1. Deletion Methods

a. Listwise (Complete Case) Deletion

  • How it works: Remove entire rows (cases) with any missing values.
  • When to use:

Data is MCAR (Missing Completely at Random).

Missingness is minimal (<5% of data).

  • Pros: Simple, no computational overhead.
  • Cons:

Loss of sample size → reduced statistical power.

Biased results if data is not MCAR.

b. Pairwise Deletion

  • How it works: Use all available data for each calculation (e.g., correlation uses all non-missing pairs).
  • When to use:

Missingness is MCAR or MAR.

Different variables have different missing patterns.

  • Pros: Retains more data than listwise deletion.
  • Cons:

Can produce inconsistent sample sizes across analyses.

Biased if missingness is MNAR.

2. Imputation Methods

a. Mean/Median/Mode Imputation

  • How it works: Replace missing values with the mean (numeric), median (skewed data), or mode (categorical).
  • When to use:

Small missingness in MCAR data.

Quick baseline approach.

  • Pros: Simple, fast.
  • Cons:

Underestimates variance.

Distorts relationships between variables.

b. Regression Imputation

  • How it works: Predict missing values using linear/logistic regression on other variables.
  • When to use:

Missingness is MAR (predictable from other variables).

Strong correlations exist between variables.

  • Pros: More accurate than mean imputation.
  • Cons:

Overestimates model fit (imputed values are perfect predictions).

Doesn't account for uncertainty.

c. K-Nearest Neighbors (KNN) Imputation

  • How it works: Replace missing values with the average of the *k* most similar rows.
  • When to use:

Data has meaningful similarity (e.g., clustering).

Missingness is MAR.

  • Pros: Captures local patterns.
  • Cons:

Computationally expensive for large datasets.

Sensitive to choice of k.

d.

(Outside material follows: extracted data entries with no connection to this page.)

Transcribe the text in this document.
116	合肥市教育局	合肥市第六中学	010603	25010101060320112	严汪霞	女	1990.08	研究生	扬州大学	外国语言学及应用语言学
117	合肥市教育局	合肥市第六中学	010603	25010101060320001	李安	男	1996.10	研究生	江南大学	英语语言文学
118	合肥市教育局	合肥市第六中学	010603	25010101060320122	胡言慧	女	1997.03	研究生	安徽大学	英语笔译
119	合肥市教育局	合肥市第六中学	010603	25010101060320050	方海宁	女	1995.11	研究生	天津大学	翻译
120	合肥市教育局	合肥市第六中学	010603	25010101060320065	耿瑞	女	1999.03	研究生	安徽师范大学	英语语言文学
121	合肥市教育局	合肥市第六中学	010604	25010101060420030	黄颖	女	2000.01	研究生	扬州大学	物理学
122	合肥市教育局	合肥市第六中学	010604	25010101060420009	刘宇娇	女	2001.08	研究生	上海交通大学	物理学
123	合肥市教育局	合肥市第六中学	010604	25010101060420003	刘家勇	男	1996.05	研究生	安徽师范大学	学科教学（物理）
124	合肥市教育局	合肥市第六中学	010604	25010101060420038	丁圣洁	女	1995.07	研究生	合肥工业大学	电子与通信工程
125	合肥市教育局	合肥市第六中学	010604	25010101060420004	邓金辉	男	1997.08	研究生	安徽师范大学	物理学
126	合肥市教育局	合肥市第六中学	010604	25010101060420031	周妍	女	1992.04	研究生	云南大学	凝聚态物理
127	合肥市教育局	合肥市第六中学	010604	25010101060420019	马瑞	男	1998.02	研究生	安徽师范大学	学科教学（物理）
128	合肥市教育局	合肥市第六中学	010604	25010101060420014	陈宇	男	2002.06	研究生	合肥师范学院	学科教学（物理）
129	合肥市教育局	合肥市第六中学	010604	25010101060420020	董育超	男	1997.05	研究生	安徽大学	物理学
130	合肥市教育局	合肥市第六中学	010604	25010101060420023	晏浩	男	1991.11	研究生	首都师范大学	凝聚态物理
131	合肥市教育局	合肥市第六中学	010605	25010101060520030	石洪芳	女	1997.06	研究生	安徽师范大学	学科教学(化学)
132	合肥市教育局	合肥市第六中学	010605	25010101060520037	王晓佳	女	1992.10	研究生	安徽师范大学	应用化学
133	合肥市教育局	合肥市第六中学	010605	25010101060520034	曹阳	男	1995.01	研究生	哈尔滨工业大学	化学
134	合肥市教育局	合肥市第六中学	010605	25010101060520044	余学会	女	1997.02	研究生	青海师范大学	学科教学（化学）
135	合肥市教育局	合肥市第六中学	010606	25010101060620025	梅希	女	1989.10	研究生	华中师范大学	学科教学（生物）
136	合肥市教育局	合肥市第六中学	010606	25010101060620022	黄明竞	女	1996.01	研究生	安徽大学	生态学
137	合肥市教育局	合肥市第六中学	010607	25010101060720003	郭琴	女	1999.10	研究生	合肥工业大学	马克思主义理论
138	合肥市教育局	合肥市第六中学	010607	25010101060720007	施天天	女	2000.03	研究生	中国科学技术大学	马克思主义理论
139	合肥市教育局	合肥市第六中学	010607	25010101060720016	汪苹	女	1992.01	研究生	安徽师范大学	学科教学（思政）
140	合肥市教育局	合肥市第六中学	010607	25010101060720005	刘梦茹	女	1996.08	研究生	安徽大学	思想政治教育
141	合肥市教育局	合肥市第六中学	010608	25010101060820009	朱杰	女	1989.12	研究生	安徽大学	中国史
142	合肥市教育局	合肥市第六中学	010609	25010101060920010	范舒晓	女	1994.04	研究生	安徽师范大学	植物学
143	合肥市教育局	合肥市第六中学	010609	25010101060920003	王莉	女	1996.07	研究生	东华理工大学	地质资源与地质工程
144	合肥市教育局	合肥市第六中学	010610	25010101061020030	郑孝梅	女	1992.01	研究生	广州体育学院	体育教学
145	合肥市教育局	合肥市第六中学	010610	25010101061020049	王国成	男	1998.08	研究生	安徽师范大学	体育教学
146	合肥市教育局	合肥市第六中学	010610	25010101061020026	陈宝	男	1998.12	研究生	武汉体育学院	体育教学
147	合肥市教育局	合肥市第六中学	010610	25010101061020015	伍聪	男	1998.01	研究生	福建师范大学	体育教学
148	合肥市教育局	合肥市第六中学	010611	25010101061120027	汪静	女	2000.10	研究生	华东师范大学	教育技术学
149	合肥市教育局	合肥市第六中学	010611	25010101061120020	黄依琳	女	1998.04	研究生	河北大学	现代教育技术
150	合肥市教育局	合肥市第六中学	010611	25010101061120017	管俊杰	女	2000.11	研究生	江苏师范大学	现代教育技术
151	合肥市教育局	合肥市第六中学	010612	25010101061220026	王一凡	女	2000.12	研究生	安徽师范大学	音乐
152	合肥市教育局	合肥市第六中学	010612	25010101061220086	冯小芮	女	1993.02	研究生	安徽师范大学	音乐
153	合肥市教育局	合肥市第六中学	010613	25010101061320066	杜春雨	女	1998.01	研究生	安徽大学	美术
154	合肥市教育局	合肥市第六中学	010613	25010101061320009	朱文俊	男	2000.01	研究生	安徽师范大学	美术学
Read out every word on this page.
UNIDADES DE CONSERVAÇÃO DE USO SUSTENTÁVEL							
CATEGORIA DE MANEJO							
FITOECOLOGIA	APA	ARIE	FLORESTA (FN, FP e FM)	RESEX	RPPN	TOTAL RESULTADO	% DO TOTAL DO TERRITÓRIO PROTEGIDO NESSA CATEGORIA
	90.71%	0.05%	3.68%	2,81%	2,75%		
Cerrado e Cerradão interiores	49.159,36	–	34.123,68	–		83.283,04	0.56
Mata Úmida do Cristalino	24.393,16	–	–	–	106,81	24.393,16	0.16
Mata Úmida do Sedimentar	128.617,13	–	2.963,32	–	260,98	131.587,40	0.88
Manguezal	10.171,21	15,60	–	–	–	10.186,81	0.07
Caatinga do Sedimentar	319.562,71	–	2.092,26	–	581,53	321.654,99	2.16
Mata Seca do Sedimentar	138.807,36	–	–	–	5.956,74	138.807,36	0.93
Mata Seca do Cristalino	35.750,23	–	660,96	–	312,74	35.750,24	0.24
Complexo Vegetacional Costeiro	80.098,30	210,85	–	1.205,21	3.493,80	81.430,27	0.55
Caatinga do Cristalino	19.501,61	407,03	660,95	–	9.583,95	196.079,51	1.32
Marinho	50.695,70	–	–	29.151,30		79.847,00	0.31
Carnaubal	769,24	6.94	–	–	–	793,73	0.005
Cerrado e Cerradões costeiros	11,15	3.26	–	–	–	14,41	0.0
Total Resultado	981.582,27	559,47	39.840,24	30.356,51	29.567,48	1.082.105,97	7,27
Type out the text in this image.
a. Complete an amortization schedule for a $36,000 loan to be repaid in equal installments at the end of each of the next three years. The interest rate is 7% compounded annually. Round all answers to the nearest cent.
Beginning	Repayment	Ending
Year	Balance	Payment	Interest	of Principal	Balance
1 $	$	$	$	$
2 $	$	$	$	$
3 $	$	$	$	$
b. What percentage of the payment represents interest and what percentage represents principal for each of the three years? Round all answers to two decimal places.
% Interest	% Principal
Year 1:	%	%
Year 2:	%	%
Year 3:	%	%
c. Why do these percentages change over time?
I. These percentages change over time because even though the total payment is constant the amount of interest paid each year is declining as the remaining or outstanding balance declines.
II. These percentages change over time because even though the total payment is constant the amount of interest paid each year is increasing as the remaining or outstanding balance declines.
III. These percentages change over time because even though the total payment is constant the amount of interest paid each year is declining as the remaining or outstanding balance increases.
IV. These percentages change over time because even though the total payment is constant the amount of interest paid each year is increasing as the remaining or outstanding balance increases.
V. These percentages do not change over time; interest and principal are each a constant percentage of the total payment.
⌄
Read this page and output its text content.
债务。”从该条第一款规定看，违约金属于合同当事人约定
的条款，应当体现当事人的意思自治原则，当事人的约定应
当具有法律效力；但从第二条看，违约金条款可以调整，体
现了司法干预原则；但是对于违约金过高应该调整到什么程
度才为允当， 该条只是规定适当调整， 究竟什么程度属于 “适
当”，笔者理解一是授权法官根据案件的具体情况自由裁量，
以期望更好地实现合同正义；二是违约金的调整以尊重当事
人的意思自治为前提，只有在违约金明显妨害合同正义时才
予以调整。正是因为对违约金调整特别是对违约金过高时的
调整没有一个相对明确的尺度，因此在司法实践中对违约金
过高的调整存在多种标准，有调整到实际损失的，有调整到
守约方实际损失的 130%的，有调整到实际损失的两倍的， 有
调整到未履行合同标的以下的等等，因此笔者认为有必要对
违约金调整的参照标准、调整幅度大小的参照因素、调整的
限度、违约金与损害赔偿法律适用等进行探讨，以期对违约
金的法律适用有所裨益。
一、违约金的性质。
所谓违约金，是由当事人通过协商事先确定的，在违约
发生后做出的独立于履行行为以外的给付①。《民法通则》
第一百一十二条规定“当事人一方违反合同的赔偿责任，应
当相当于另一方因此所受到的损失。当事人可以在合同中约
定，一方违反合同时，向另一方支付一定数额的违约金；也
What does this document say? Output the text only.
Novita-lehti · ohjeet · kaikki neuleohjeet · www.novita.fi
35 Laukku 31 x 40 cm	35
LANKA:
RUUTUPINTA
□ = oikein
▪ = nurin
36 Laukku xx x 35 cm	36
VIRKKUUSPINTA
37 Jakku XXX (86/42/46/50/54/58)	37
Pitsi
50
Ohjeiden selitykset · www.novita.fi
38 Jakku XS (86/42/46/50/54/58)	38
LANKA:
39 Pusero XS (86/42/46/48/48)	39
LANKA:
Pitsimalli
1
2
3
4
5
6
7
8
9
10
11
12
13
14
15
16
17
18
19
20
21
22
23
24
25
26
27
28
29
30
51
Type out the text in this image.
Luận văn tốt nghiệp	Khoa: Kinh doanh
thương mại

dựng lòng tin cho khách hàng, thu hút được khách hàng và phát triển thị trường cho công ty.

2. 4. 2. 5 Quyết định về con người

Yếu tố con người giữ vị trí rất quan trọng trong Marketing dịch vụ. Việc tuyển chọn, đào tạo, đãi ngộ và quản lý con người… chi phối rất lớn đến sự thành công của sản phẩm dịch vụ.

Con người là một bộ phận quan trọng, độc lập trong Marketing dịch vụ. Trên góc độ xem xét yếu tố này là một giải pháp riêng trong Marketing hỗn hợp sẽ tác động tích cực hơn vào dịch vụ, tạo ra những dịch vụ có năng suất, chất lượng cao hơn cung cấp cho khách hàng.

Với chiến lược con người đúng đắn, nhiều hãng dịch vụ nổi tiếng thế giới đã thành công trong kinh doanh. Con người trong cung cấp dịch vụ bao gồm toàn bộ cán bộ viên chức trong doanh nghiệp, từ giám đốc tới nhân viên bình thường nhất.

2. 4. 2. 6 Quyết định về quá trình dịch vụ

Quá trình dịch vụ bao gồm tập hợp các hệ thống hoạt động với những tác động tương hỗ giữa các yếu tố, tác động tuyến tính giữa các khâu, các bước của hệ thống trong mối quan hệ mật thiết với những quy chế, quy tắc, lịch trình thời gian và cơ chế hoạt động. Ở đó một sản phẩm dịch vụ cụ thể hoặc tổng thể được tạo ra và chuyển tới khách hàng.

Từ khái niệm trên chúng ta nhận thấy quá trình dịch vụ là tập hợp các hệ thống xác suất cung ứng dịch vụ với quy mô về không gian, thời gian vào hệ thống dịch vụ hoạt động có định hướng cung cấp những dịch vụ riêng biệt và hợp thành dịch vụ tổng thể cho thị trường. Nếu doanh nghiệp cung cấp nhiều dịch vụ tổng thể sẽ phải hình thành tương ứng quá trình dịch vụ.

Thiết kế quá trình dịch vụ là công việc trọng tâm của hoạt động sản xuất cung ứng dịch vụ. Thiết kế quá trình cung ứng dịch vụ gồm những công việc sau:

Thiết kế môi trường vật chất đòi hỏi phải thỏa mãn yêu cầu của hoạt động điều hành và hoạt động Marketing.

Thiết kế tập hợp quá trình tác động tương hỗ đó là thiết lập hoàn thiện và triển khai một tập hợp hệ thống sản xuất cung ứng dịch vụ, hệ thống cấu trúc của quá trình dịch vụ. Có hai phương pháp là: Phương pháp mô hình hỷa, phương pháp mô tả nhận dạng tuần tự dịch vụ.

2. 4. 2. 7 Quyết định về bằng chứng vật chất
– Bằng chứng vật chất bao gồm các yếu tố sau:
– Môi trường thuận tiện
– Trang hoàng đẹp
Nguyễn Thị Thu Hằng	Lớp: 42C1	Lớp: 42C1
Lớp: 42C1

Multiple Imputation (MICE — Multiple Imputation by Chained Equations)

  • How it works:
  1. Create multiple imputed datasets with random noise.
  2. Analyze each dataset separately.
  3. Combine results (Rubin's rules).
  • When to use:

Missingness is MAR or MNAR.

High-quality imputation needed.

  • Pros:

Accounts for imputation uncertainty.

Gold standard for MAR data.

  • Cons:

Complex to implement.

Computationally intensive.

e. Time-Series Imputation (Forward/Backward Fill, Interpolation)

  • How it works:

Forward fill: Use last observed value.

Linear interpolation: Estimate missing values between two points.

  • When to use:

Time-series or longitudinal data.

Missingness is MAR.

  • Pros: Preserves trends.
  • Cons:

Can introduce artificial patterns.

Not suitable for non-sequential data.

3. Model-Based Methods

a. Maximum Likelihood (Expectation-Maximization — EM Algorithm)

  • How it works: Uses observed data to estimate missing values iteratively.
  • When to use:

Missingness is MAR.

Data follows a known distribution (e.g., normal).

  • Pros: More efficient than multiple imputation.
  • Cons: Requires distributional assumptions.

b. Bayesian Imputation

  • How it works: Treats missing data as parameters and estimates them using Bayesian inference.
  • When to use:

Small datasets with MNAR missingness.

High uncertainty in missing values.

  • Pros: Handles uncertainty rigorously.
  • Cons: Computationally complex.

4. Advanced Techniques for MNAR Data

a. Selection Models

  • How it works: Models the missingness mechanism explicitly (e.g., Heckman correction).
  • When to use: When missingness depends on the missing values (MNAR).
  • Pros: Corrects for bias.
  • Cons: Requires strong assumptions.

b. Pattern-Mixture Models

  • How it works: Analyzes different missingness patterns separately.
  • When to use: When subgroups have different missing data mechanisms.
  • Pros: Flexible for MNAR.
  • Cons: Hard to interpret.

c. Sensitivity Analysis

  • How it works: Tests how results vary under different MNAR assumptions.

When to use: When MNAR is suspected but unverifiable.

  • Pros: Quantifies bias risk.
  • Cons: Doesn't "fix" missingness.
None

Note:

MCAR: Deletion or simple imputation is acceptable.

MAR: Use MICE, regression, or KNN.

MNAR: Requires advanced modeling (Bayesian, sensitivity analysis).

Always report missingness patterns and justify your method.